Will Hong Kong continue to be capitalist? Is it even capitalist now?

When I first moved to Hong Kong I was wondering whether Hong Kong was really that much of a free market, as it was internationally acclaimed to be.

The obvious truth is that it is not a perfectly free market, but nonetheless the situation here is much better than in the West. At the very least, at least the tax system is simple.

However, the absolute level of freedom is definitely at risk of decreasing in the short term. On a big scale, the new Chief Executive, Leung Chun-Ying, until now mostly an unknown quantity on this point, today made it clearer than ever that he wants to dismantle the Hong Kong’s government’s policy of “positive non-interventionism”. As reported in the dear and quaint old South China Morning Post, he told Xinhua that “The [HK] government proposed the ‘big market, small government’ principle five years ago, but it has not yet got rid of the thinking that has excessively relied on a market-oriented [economy]”. This is clear utilitarianism, where a “market-oriented economy” cannot deliver the ‘results’ desired, whatever those are. (Apparently he wants to “seek change while preserving stability“, as the Big Lychee perceptively summarises it).

Quite apart from the immorality of limiting freedom, state intervention in the market doesn’t even help in achieving the desired goals — unless one of those goals is to, say, increase unemployment — as the utterly predictable and indeed much-predicted effect of the introduction of a minimum wage last year has shown, as another article in the SCMP testifies:

Higher pay ‘bad news for disabled’
Minimum-wage law has left workers with disabilities unable to compete, the results of a survey suggest.

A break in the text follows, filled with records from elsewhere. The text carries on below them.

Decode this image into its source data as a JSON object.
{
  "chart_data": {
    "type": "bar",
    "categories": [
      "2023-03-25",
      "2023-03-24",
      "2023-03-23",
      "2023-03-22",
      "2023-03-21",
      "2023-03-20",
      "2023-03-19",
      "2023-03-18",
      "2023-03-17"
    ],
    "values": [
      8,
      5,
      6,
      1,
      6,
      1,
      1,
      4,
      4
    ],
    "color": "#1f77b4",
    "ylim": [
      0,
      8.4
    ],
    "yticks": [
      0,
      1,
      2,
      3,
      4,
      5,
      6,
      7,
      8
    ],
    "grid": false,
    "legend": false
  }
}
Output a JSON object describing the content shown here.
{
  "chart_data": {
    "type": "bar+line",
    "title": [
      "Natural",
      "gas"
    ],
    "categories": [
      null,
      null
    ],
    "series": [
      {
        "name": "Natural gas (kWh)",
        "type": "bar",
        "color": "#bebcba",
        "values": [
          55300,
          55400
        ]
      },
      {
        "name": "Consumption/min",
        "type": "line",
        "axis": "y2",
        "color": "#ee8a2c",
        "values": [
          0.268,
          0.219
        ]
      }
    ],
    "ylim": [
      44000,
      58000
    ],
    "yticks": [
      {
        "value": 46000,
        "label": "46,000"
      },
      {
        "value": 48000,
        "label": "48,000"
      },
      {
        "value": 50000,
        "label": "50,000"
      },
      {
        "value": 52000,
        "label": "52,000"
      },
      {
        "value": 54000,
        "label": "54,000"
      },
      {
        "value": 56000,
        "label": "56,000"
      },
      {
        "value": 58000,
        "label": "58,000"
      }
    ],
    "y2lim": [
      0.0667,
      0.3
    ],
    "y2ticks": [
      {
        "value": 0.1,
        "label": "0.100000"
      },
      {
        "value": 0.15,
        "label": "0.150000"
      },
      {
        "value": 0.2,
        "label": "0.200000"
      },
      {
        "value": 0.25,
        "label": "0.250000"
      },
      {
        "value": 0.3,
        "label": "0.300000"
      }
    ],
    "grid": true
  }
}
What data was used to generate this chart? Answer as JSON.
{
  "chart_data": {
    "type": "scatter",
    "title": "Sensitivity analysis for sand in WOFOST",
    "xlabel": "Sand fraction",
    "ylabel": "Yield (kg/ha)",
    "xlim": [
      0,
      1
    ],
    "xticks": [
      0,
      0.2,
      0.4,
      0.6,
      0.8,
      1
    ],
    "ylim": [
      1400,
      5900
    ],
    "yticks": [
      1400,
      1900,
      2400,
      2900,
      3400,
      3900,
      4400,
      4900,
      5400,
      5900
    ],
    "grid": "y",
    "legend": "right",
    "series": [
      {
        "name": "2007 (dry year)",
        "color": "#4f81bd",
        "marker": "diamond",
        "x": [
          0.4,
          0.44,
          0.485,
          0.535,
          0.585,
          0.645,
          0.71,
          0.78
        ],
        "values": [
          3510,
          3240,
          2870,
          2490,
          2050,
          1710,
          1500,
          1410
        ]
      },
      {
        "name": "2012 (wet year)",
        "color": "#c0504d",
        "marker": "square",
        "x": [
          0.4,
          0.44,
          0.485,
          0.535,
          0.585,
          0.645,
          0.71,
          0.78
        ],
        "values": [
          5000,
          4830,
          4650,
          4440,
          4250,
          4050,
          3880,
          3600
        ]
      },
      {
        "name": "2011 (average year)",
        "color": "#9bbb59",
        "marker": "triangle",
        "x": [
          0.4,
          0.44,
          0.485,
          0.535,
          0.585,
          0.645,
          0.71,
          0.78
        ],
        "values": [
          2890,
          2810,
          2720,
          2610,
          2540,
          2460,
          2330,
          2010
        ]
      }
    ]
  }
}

It shows that nearly a quarter of them have lost jobs

Almost a quarter of workers with mental or physical disabilities have lost their jobs since the introduction of the minimum-wage law last May, according to a survey.

In the same period, new jobs for mentally and physically handicapped people have dropped by around 20 per cent, the study by the department of social work at Chinese University has found.

“The reasons are unclear, but in reality, the negative employment effect is a fact. The government needs to be concerned about the issue,” said Wong Hung, the leading researcher on the study and an assistant professor in the department.

He said that the government must introduce laws requiring employers to hire those with disabilities, as this was normal practice in developed economies.

Wong called on the government to increase the minimum wage level based on inflationary factors in the past two years, adding that HK$35 an hour would barely meet today’s needs.

The Chinese University study was sponsored by the Central Policy Unit of the Hong Kong government.

So much brilliance there! The minimum wage law prices disabled people out of the job market, so that they can’t learn useful skills; the researcher can’t understand why, even though any undergraduate economist could tell him the reason; Mr/Ms. Wong then demands that employers be forced to accept the higher price by law, just because it’s “normal” amongst other “developed” economies, no matter that their economies are dying; Mr/Ms. Wong then proposes an increase in the minimum wage despite the findings (not to mention that public advocacy is not part of their job description); and then it turns out that the Hong Kong government is paying for all this! It’s too good to stand.

The oh-so-“normal developed economy” bureaucratic organisation that is the Hong Kong Minimum Wage Commission wants to hear your views on what the new minimum wage should be! But don’t worry, they’re experts and scientific and stuff and you’re not, especially if you’re a business owner or hard-working individual who just wants to negotiate your wage freely, so ultimately you’re just going to accept whatever they decide is the right level. Capiche?

(But at least Hong Kong is still a world leader in that most delectable way to annoy big and powerful and tax-hungry countries: company incorporation).